Though his adequate and sometimes brow-raising sixth album might seem fittingly titled, it's more descriptive of his career than of the content.
"Stronger" itself, one of his best ballads, regards perseverance and devotion, yet Last Ditch Attempts would be a more descriptive title for an album with desperate expressions like "I'll come to his house and help you pack your bags" and "'Cause I'm praying now/I give to the homeless now." On "If That's What It Takes," Babbs takes it to a new level by declaring "I'll carry your baby, do that nine months of pain," like he wrote it while watching that episode of The Cosby Show where Dr.
Huxtable has an off-the-wall dream after eating a hero sandwich.
Through much of Stronger, Babbs relates how much he needs his woman, and how much she means to him, over soft and glistening slow-jam productions from the likes of Young Fyre, James "J-Doe" Smith and Eric "Bluetooth" Griggs, and Jerry "Wonda" Duplessis and Shama "Sak Pase" Joseph.

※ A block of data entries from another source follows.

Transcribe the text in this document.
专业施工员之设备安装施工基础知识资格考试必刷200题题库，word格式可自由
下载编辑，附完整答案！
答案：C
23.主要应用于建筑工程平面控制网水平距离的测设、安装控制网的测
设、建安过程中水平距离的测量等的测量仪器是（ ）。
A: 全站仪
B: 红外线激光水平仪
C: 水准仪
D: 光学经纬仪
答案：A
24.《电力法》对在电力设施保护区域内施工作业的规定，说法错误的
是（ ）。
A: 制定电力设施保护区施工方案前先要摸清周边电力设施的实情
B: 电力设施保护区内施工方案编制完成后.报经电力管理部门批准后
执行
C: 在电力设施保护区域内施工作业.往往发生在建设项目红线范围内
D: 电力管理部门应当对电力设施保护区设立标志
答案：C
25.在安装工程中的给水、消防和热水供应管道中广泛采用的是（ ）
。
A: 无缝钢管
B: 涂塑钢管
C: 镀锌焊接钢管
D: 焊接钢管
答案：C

The uptempo songs are highlighted by the opening "You're My Star," with Kelly Rowland present in the background, while "Dance with Me" and "I Gotta Have It" -- the latter the album's lone song about a short-term fling -- are more throwback in nature, offering light disco-funk.
The relatively relaxed "Missing You," a more explicitly referential track, is a '70s Marvin Gaye homage built on a rolling, horn-accented groove with a subtle reference to "Distant Lover." It's more convincing than any of Robin Thicke's Gaye tributes.